Tandis que cela se passait, Biron entendit un grand feu sur sa gauche, au delà du village. Il y courut et y trouva un combat d'infanterie engagé. Il le soutint de son mieux avec ce qu'il avait de troupes, pendant que plus encore sur la gauche les ennemis gagnaient du terrain. Le ravin, qui était difficile, les arrêta et donna le temps d'arriver à M. de Vendôme. Ce qu'il amenait de troupes était hors d'haleine. À mesure qu'elles arrivèrent, elles se jetèrent dans les haies, presque toutes en colonnes, comme elles venaient, et soutinrent ainsi l'effort des ennemis et d'un combat qui s'échauffa, sans qu'il y eût moyen de les ranger en aucun ordre; tellement que ce ne fut jamais que les têtes des colonnes qui, chacune par son front et occupant ainsi chacune un très petit terrain, combattirent les ennemis, lesquels étendus en lignes et en ordre profitèrent du désordre de nos troupes essoufflées et de l'espace vide laissé des deux côtés de ces têtes de colonnes, qui ne remplissaient qu'à mesure que d'autres têtes arrivaient, aussi hors d'haleine que les premières. Elles se trouvaient vivement chargées en arrivant, et redoublant et s'étendant à côté des autres qu'elles renversaient souvent, et les réduisaient, par le désordre de l'arrivée, à se rallier derrière elles, c'est-à-dire derrière d'autres haies, parce que la diligence avec laquelle nos troupes s'avançaient, jointe aux coupures du terrain, causait une confusion dont elles ne se pouvaient débarrasser. Il en naissait encore l'inconvénient de longs intervalles entre elles, et, que les pelotons étaient repoussés bien loin avant qu'ils pussent être soutenus par d'autres, qui survenant avec le même désordre ne faisaient que l'augmenter, sans servir beaucoup aux premiers arrivés à se rallier derrière eux à mesure qu'ils se présentaient au combat. La cavalerie et la maison du roi se trouvèrent mêlés avec l'infanterie, ce qui combla la confusion au point que nos troupes se méconnurent les unes les autres. Cela donna loisir aux ennemis de combler le ravin de fascines assez pour pouvoir le passer, et à la queue de leur armée de faire un grand tour par notre droite pour en gagner la tête, et prendre en flanc ce qui s'y était le plus étendu, et avait essuyé moisis de feu et de confusion dans ce terrain moins coupé que l'autre.
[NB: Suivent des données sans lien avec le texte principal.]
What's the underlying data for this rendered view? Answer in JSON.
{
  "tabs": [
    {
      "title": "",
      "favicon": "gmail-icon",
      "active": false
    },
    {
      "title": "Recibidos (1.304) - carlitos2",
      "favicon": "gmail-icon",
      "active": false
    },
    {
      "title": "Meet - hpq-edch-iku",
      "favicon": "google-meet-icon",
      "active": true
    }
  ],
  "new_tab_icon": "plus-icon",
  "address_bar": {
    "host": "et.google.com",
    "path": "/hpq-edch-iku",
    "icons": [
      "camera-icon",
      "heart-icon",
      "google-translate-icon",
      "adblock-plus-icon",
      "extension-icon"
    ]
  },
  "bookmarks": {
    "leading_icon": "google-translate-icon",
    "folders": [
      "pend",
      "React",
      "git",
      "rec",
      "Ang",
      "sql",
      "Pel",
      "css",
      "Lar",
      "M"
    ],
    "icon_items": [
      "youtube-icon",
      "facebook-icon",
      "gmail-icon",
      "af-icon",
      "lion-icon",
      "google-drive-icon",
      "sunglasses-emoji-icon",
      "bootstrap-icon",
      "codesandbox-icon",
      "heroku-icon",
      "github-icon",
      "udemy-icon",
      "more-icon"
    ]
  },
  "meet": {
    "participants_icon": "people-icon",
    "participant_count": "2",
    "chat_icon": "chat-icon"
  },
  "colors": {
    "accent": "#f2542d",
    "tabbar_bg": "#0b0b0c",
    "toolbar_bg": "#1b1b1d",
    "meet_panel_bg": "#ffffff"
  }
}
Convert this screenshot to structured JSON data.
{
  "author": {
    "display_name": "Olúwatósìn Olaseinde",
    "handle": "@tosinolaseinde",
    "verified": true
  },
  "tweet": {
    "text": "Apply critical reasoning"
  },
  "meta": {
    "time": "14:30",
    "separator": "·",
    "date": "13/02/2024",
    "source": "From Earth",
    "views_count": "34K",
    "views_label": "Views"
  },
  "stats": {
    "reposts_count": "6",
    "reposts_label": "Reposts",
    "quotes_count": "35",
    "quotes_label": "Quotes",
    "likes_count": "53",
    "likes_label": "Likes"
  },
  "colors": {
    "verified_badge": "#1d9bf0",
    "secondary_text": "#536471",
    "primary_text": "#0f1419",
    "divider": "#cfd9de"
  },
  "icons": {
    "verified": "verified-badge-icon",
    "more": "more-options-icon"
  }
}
Vers cette même droite étaient les princes, qu'on avait longtemps arrêtés au moulin de Royenghem-Capel pour voir cependant plus clair à ce combat si bizarre et si désavantageusement enfourné. Dès que nos troupes de cette droite en virent fondre sur elles de beaucoup plus nombreuses, et qui les prenaient par leur flanc, elles ployèrent vers leur gauche avec tant de promptitude, que les valets de la suite de tout ce qui accompagnait les princes tombèrent sur eux, avec un effroi, une rapidité, une confusion qui les entraînèrent avec une extrême vitesse, et beaucoup d'indécence et de hasard, au gros de l'action à la gauche. Ils s'y montrèrent partout, et aux endroits les plus exposés, y montrèrent une grande et naturelle valeur, et beaucoup de sang-froid parmi leur douleur de voir une situation si fâcheuse, encourageant les troupes, louant les officiers, demandant aux principaux ce qu'ils jugeaient qu'on dût faire, et disant à M. de Vendôme ce qu'eux-mêmes pensaient. L'inégalité du terrain que les ennemis trouvèrent en avançant, après avoir poussé notre droite, donna à cette droite le temps de se reconnaître, de se rallier, et, malgré ce grand ébranlement, pour n'en rien dire de plus, de leur résister. Mais cet effort fut de peu de durée. Chacun avait rendu des combats particuliers de toutes parts, chacun se trouvait épuisé de lassitude et du désespoir du succès parmi une confusion si générale et si inouïe. La maison du roi dut son salut à la méprise d'un officier des ennemis qui porta un ordre aux troupes rouges, les prenant pour des leurs. Il fut pris, et voyant qu'il allait partager le péril avec elles il les avertit qu'elles allaient être enveloppées, et leur montra la disposition qui s'en faisait, ce qui lit retirer la maison du roi un peu en désordre. Il augmentait de moment en moment. Personne ne reconnaissait sa troupe. Toutes étoient pêle-mêle, cavalerie, infanterie, dragons; pas un bataillon, pas un escadron ensemble, et tous en confusion les uns sur les autres.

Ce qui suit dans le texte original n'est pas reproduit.